Last night, while I was procrastinating about my fiction writing, I went looking for some journalling tips on the internet. And apparently I’m doing it all wrong. Everyone says notebook and pen, not digital. They say do it first thing in the morning. They say stream-of-consciousness. They say don’t be afraid to doodle or collage things in.
Now, I am not a morning person. I am never going to do anything aspirational in the morning. Not exercise, not meditation, not journalling. Mornings are for stumbling through the bare minimum of chores and getting out the door in time for work.
Also, I’ve been enjoying taking a page from Miss Anne Lister’s book and basing my entries around the chronology of what I’ve done each day. I experimented with a different form last night, and this morning I’m all discombobulated because I keep remembering things I forgot to include. I’m going to have to go back and write a supplemental entry to collect it all. My memory is getting noticeably worse these days, so I also like taking the time to revisit the day and seat it more firmly in my memory, to be more conscious of my life as I’m living it. And I write a lot of creative nonfiction, so generating a record of my life to refer back to later could be useful.
So that rules out mornings and stream-of-consciousness for me, as far as tips are concerned. I can’t draw worth a damn – I express myself in words – but I love the *idea* of collaging meaningful items into a journal. The pictured examples were stunning, and I’ve tried this on my occasional feeble attempts at travel-journalling. But let me tell you, writing on the pages following the one where you’ve glued something in is a pain in the ass because of all the lumps and bumps. Unless you got a heavy-duty sketch book to write in, I guess, but that would be even heavier to drag around.
The tip that I’m most stuck on is the idea of a notebook. I love the idea of a beautiful notebook. I’m a writer, I always love the idea of a beautiful notebook. I know the exact kind I would get. I’m even willing to copy the entries I’ve already made into it and keep going from there.
But on the other hand, the thing that’s keeping me journalling at the moment, while the habit is new, is that it’s quick and it’s easy to do on my phone. I do it once I’ve gotten into bed every night, right before I turn out the light.

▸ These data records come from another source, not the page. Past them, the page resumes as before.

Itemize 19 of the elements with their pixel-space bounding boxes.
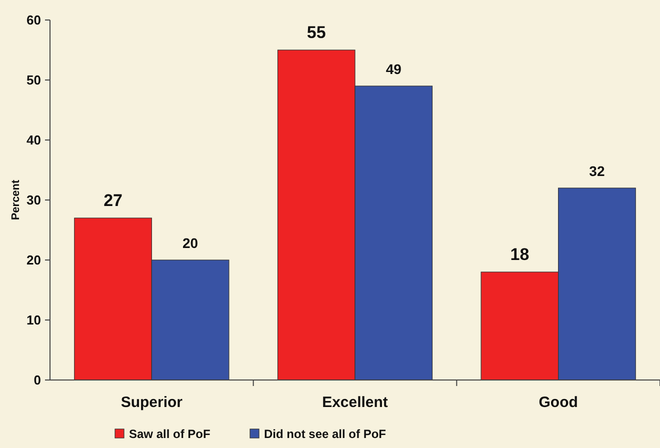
x-tick-label: Excellent: [322, 394, 388, 411]
data-label: 20: [182, 235, 198, 251]
data-label: 18: [510, 245, 530, 264]
y-tick-label: 60: [26, 12, 41, 28]
y-tick-label: 20: [26, 252, 41, 268]
data-label: 27: [104, 191, 122, 210]
data-label: 32: [589, 163, 605, 179]
y-tick-label: 30: [26, 192, 41, 208]
y-tick-label: 40: [26, 132, 41, 148]
legend-label: Did not see all of PoF: [264, 427, 386, 441]
data-label: 55: [306, 23, 326, 42]
y-tick-label: 0: [34, 372, 41, 388]
y-tick-label: 10: [26, 312, 41, 328]
data-label: 49: [386, 61, 402, 77]
x-tick-label: Superior: [120, 394, 183, 411]
legend-label: Saw all of PoF: [129, 427, 210, 441]
x-tick-label: Good: [538, 394, 578, 411]
y-tick-label: 50: [26, 72, 41, 88]
y-axis-title: Percent: [10, 179, 22, 220]
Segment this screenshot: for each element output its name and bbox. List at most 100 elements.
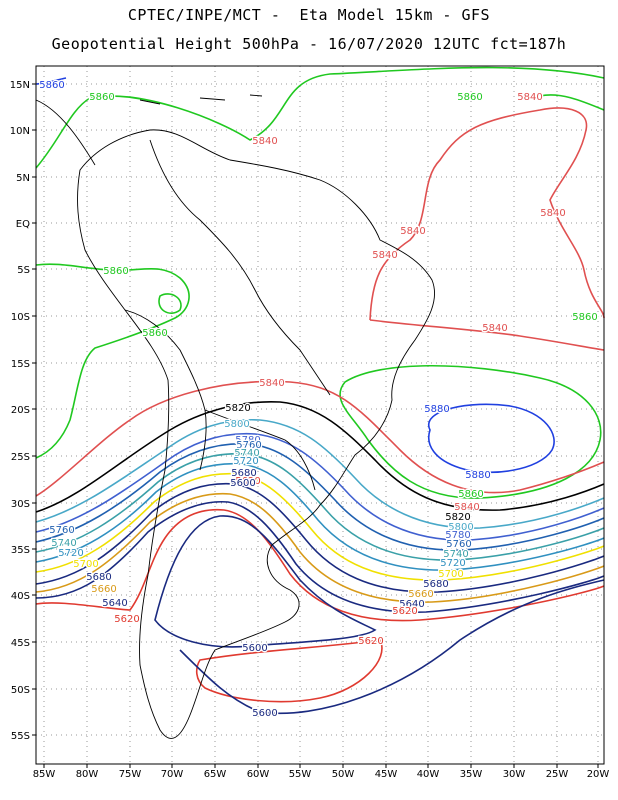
contour-label-5800: 5800 <box>224 419 249 430</box>
x-tick-label: 35W <box>460 769 483 780</box>
x-tick-label: 85W <box>33 769 56 780</box>
x-tick-label: 70W <box>161 769 184 780</box>
contour-label-5740: 5740 <box>234 448 259 459</box>
contour-5860-north <box>35 66 605 169</box>
contour-5800 <box>35 418 605 529</box>
y-tick-label: 5S <box>17 265 30 276</box>
y-tick-label: 15S <box>11 359 30 370</box>
contour-label-5820: 5820 <box>445 512 470 523</box>
y-tick-label: 25S <box>11 452 30 463</box>
contour-label-5640: 5640 <box>102 598 127 609</box>
contour-label-5860: 5860 <box>458 489 483 500</box>
y-tick-label: 20S <box>11 405 30 416</box>
contour-label-5660: 5660 <box>408 589 433 600</box>
contour-5860-ring <box>339 364 602 499</box>
contour-label-5860: 5860 <box>39 80 64 91</box>
contour-5840 <box>35 380 605 497</box>
y-tick-label: 30S <box>11 499 30 510</box>
contour-5720 <box>35 462 605 571</box>
contour-5840-b <box>369 319 605 351</box>
y-tick-label: 10S <box>11 312 30 323</box>
contour-label-5680: 5680 <box>231 468 256 479</box>
x-tick-label: 40W <box>417 769 440 780</box>
chart-title: CPTEC/INPE/MCT - Eta Model 15km - GFS <box>127 6 491 24</box>
contour-labels: 5860 5860 5840 5860 5840 5840 5840 5860 5840 5840… <box>38 79 599 721</box>
contour-5860-inner <box>158 293 182 314</box>
coastlines <box>35 94 436 739</box>
contour-label-5860: 5860 <box>457 92 482 103</box>
x-tick-label: 20W <box>587 769 610 780</box>
contour-label-5640: 5640 <box>399 599 424 610</box>
contour-label-5800: 5800 <box>448 522 473 533</box>
contour-label-5720: 5720 <box>58 548 83 559</box>
south-america-outline <box>77 129 436 739</box>
contour-5860-north-b <box>539 94 605 111</box>
contour-label-5620: 5620 <box>235 476 260 487</box>
x-tick-label: 30W <box>503 769 526 780</box>
y-tick-label: 55S <box>11 731 30 742</box>
y-tick-label: 35S <box>11 545 30 556</box>
axis-ticks: 85W 80W 75W 70W 65W 60W 55W 50W 45W 40W 35W 30W 25W 2… <box>10 80 610 780</box>
contour-5660 <box>35 492 605 603</box>
contour-5880-nw <box>35 77 67 85</box>
contour-label-5600: 5600 <box>230 478 255 489</box>
contour-5620-south <box>195 639 383 703</box>
contour-5880-high <box>427 403 555 474</box>
contour-label-5860: 5860 <box>572 312 597 323</box>
x-tick-label: 80W <box>76 769 99 780</box>
contour-5700 <box>35 472 605 581</box>
contour-label-5840: 5840 <box>454 502 479 513</box>
contour-5600-outer <box>179 579 605 715</box>
contour-label-5680: 5680 <box>86 572 111 583</box>
contour-5740 <box>35 452 605 561</box>
chart-subtitle: Geopotential Height 500hPa - 16/07/2020 … <box>51 35 567 53</box>
contour-label-5600: 5600 <box>242 643 267 654</box>
contour-label-5760: 5760 <box>236 440 261 451</box>
central-america <box>35 99 96 166</box>
contour-label-5760: 5760 <box>446 539 471 550</box>
contour-5760 <box>35 442 605 551</box>
y-tick-label: EQ <box>16 219 30 230</box>
contour-5620 <box>35 508 605 622</box>
contour-label-5840: 5840 <box>400 226 425 237</box>
contour-label-5840: 5840 <box>482 323 507 334</box>
x-tick-label: 60W <box>247 769 270 780</box>
contour-label-5700: 5700 <box>438 569 463 580</box>
contour-5640 <box>35 500 605 613</box>
andes-border <box>124 309 207 471</box>
y-tick-label: 5N <box>16 173 30 184</box>
contour-5600 <box>154 515 377 648</box>
map-frame <box>35 65 605 765</box>
contour-5840-atlantic <box>369 107 605 321</box>
argentina-border <box>204 409 316 491</box>
contour-label-5880: 5880 <box>424 404 449 415</box>
contour-label-5620: 5620 <box>358 636 383 647</box>
y-tick-label: 10N <box>10 126 30 137</box>
contour-5680 <box>35 482 605 593</box>
contour-label-5840: 5840 <box>540 208 565 219</box>
contour-label-5660: 5660 <box>91 584 116 595</box>
x-tick-label: 75W <box>119 769 142 780</box>
contour-label-5820: 5820 <box>225 403 250 414</box>
x-tick-label: 25W <box>546 769 569 780</box>
contour-label-5620: 5620 <box>114 614 139 625</box>
contour-label-5860: 5860 <box>89 92 114 103</box>
x-tick-label: 45W <box>375 769 398 780</box>
contour-label-5840: 5840 <box>259 378 284 389</box>
contour-label-5780: 5780 <box>445 530 470 541</box>
contour-label-5680: 5680 <box>423 579 448 590</box>
x-tick-label: 65W <box>204 769 227 780</box>
contour-label-5840: 5840 <box>372 250 397 261</box>
brazil-border <box>149 139 331 396</box>
y-tick-label: 45S <box>11 638 30 649</box>
contour-5780 <box>35 432 605 541</box>
contour-label-5840: 5840 <box>252 136 277 147</box>
contour-label-5740: 5740 <box>443 549 468 560</box>
contour-label-5860: 5860 <box>103 266 128 277</box>
contour-label-5760: 5760 <box>49 525 74 536</box>
contour-label-5600: 5600 <box>252 708 277 719</box>
contour-label-5780: 5780 <box>235 435 260 446</box>
contour-label-5740: 5740 <box>51 538 76 549</box>
caribbean-islands <box>139 94 263 105</box>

I feel like if I get precious about a beautiful notebook, it’ll become a whole production, and then I’ll put off doing it, and then stop altogether.
Also, because the chronology of the day is important in the way I structure things, I love that I can scroll back and insert things I missed. I don’t have to worry about my handwriting, or keeping it beautiful, or making mistakes. One option would be to type first and then copy it over – although there might even be more room for errors that way, I’m not sure. It is what Anne Lister used to do, though. She’d have rough drafts on scraps of paper or on a slate, and then copy them over into her book. But then it’s also even more time consuming that way. For Anne Lister, who was an aristocrat, it was basically a part-time job.
But I do believe there is also a more visceral connection between the pen and the mind when you’re handwriting. I think it’s more useful, when you’re trying to get those anxieties out, to have the notebook.
So I’m still going back and forth on that one.
The app is teaching me, though, the kinds of things I find it interesting to document. It grabs my location, the weather, and my step count for the day every time I write an entry, which I think are all cool things to note. To that, I’ve started adding what I’m reading, what I’m watching, and any updates from my garden. I may think about adding a crafting update, if I manage to keep that up, too.